HIV Physicians Urge Congress to Provide Adequate Funding for HIV/AIDS Programs


ALEXANDRIA, Va. -- As Congress prepares to return from its summer recess next week, the HIV Medicine Association (HIVMA) and the Infectious Diseases Society of America (IDSA) are urging lawmakers to increase funding for domestic and global AIDS programs-some of which face desperate circumstances in 2004 without additional funding.

The AIDS Drug Assistance Program (ADAP), which provides life-saving drugs to Americans who otherwise could not afford them, is particularly threatened by inadequate funding. Already at least 10 states have stopped accepting new patients into ADAP because of budget constraints, and more than 20 states have initiated or plan to implement ADAP eligibility and other new restrictions. Many patients who are uninsured or underinsured will go without necessary treatment.

The Senate appropriations committee has designated only a $24.7 million increase for ADAP. The House bill would give ADAP a $39 million increase; however, the bill cuts funding from other parts of the Ryan White CARE Act, of which ADAP is part. "Both the House and Senate funding levels are completely inadequate," said William G. Powderly, MD, chair of the HIVMA board of directors. The National Organizations Responding to AIDS recommended a $225 million increase to congressional appropriators. HIVMA urges lawmakers to offer and support amendments to increase funding for ADAP and other programs funded by the Ryan White CARE Act.

HIVMA is also concerned about the fate of domestic HIV prevention efforts. Both the Senate and the House bills contain no increase in funding for domestic HIV prevention activities for the Centers for Disease Control and Prevention (CDC). This is especially troubling given CDC's recent announcement of a major new prevention initiative, Advancing HIV Prevention: New Strategies for a Changing Epidemic. The new initiative aims to target those individuals who are already infected with HIV (but may not necessarily know it) in order to curb transmission of the disease and to get HIV clinicians engaged in supporting their patients' efforts to protect their sexual partners from HIV infection. Without additional funding for prevention, it is almost certain that many existing HIV prevention programs funded by CDC will be eliminated, and the new initiative will be inadequately supported.

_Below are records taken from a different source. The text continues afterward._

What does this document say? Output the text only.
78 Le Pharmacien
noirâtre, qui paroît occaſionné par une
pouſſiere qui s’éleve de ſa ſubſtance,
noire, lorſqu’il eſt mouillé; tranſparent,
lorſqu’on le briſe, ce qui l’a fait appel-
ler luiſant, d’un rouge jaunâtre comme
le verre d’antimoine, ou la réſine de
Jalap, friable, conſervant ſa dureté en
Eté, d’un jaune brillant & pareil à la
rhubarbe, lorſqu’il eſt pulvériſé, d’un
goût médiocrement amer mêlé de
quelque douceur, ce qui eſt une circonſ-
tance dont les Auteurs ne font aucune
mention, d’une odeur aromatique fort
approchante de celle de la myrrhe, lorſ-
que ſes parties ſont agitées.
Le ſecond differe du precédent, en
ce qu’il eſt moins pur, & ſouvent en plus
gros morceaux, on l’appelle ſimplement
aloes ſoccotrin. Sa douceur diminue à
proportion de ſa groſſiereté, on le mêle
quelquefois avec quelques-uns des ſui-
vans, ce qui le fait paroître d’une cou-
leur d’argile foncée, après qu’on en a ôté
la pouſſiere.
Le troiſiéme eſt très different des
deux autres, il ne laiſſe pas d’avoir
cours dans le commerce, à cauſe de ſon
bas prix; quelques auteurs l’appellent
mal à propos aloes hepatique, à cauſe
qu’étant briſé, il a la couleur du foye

Finally, HIVMA urges Congress to honor its commitment to allocate $3 billion per year for the president's Emergency Plan for AIDS Relief. Congress passed the law, H.R. 1298, in May to respond to the AIDS pandemic in targeted Sub-Saharan and Caribbean nations. So far legislators have earmarked only $2 billion to $2.2. billion in appropriations. "Millions in the developing world wait for life-saving treatment," said Powderly. "With a coalition of global health advocates, we are strongly lobbying congressional appropriators to fund global AIDS initiatives with the full $3 billion, without taking the funding from existing international relief programs."

HIVMA will work in the coming days to assure that federal HIV/AIDS programs are funded at adequate levels.

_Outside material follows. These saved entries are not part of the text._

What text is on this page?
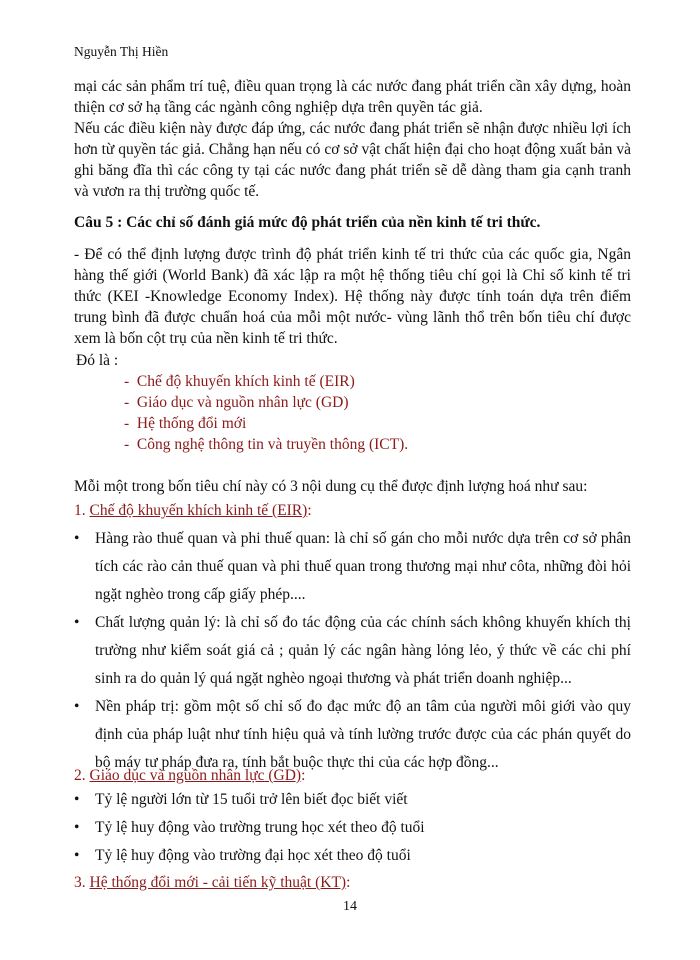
Nguyễn Thị Hiền

mại các sản phẩm trí tuệ, điều quan trọng là các nước đang phát triển cần xây dựng, hoàn thiện cơ sở hạ tầng các ngành công nghiệp dựa trên quyền tác giả.

Nếu các điều kiện này được đáp ứng, các nước đang phát triển sẽ nhận được nhiều lợi ích hơn từ quyền tác giả. Chẳng hạn nếu có cơ sở vật chất hiện đại cho hoạt động xuất bản và ghi băng đĩa thì các công ty tại các nước đang phát triển sẽ dễ dàng tham gia cạnh tranh và vươn ra thị trường quốc tế.

Câu 5 : Các chỉ số đánh giá mức độ phát triển của nền kinh tế tri thức.

- Để có thể định lượng được trình độ phát triển kinh tế tri thức của các quốc gia, Ngân hàng thế giới (World Bank) đã xác lập ra một hệ thống tiêu chí gọi là Chỉ số kinh tế tri thức (KEI -Knowledge Economy Index). Hệ thống này được tính toán dựa trên điểm trung bình đã được chuẩn hoá của mỗi một nước- vùng lãnh thổ trên bốn tiêu chí được xem là bốn cột trụ của nền kinh tế tri thức.

Đó là :
-  Chế độ khuyến khích kinh tế (EIR)
-  Giáo dục và nguồn nhân lực (GD)
-  Hệ thống đổi mới
-  Công nghệ thông tin và truyền thông (ICT).

Mỗi một trong bốn tiêu chí này có 3 nội dung cụ thể được định lượng hoá như sau:

1. Chế độ khuyến khích kinh tế (EIR):
• Hàng rào thuế quan và phi thuế quan: là chỉ số gán cho mỗi nước dựa trên cơ sở phân tích các rào cản thuế quan và phi thuế quan trong thương mại như côta, những đòi hỏi ngặt nghèo trong cấp giấy phép....
• Chất lượng quản lý: là chỉ số đo tác động của các chính sách không khuyến khích thị trường như kiểm soát giá cả ; quản lý các ngân hàng lỏng lẻo, ý thức về các chi phí sinh ra do quản lý quá ngặt nghèo ngoại thương và phát triển doanh nghiệp...
• Nền pháp trị: gồm một số chỉ số đo đạc mức độ an tâm của người môi giới vào quy định của pháp luật như tính hiệu quả và tính lường trước được của các phán quyết do bộ máy tư pháp đưa ra, tính bắt buộc thực thi của các hợp đồng...
2. Giáo dục và nguồn nhân lực (GD):
• Tỷ lệ người lớn từ 15 tuổi trở lên biết đọc biết viết
• Tỷ lệ huy động vào trường trung học xét theo độ tuổi
• Tỷ lệ huy động vào trường đại học xét theo độ tuổi
3. Hệ thống đổi mới - cải tiến kỹ thuật (KT):
14
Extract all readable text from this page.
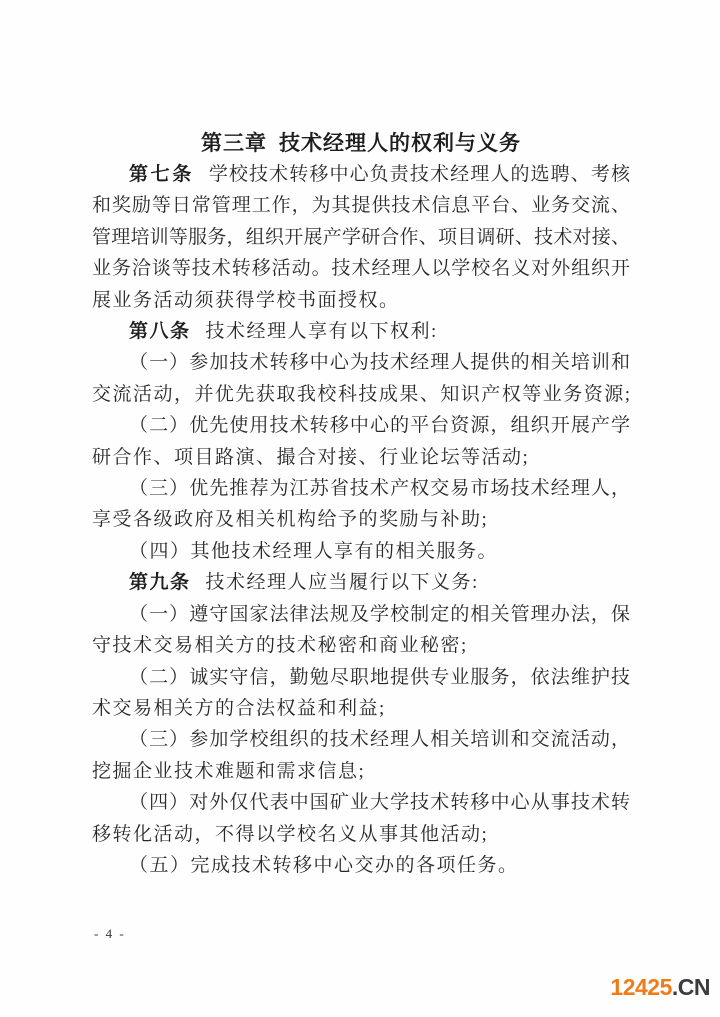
第三章 技术经理人的权利与义务

第七条 学校技术转移中心负责技术经理人的选聘、考核

和奖励等日常管理工作，为其提供技术信息平台、业务交流、

管理培训等服务，组织开展产学研合作、项目调研、技术对接、

业务洽谈等技术转移活动。技术经理人以学校名义对外组织开

展业务活动须获得学校书面授权。

第八条 技术经理人享有以下权利:

（一）参加技术转移中心为技术经理人提供的相关培训和

交流活动，并优先获取我校科技成果、知识产权等业务资源;

（二）优先使用技术转移中心的平台资源，组织开展产学

研合作、项目路演、撮合对接、行业论坛等活动;

（三）优先推荐为江苏省技术产权交易市场技术经理人，

享受各级政府及相关机构给予的奖励与补助;

（四）其他技术经理人享有的相关服务。

第九条 技术经理人应当履行以下义务:

（一）遵守国家法律法规及学校制定的相关管理办法，保

守技术交易相关方的技术秘密和商业秘密;

（二）诚实守信，勤勉尽职地提供专业服务，依法维护技

术交易相关方的合法权益和利益;

（三）参加学校组织的技术经理人相关培训和交流活动，

挖掘企业技术难题和需求信息;

（四）对外仅代表中国矿业大学技术转移中心从事技术转

移转化活动，不得以学校名义从事其他活动;

（五）完成技术转移中心交办的各项任务。

- 4 -
12425.CN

The HIV Medicine Association (HIVMA) is the professional home for more than 2,500 physicians, scientists and other health care professionals dedicated to the field of HIV/AIDS, not only those trained in infectious diseases. The Association promotes quality in HIV care and advocates for policies that ensure a comprehensive and humane response to the AIDS pandemic informed by science and social justice. HIVMA is housed within the Infectious Diseases Society of America.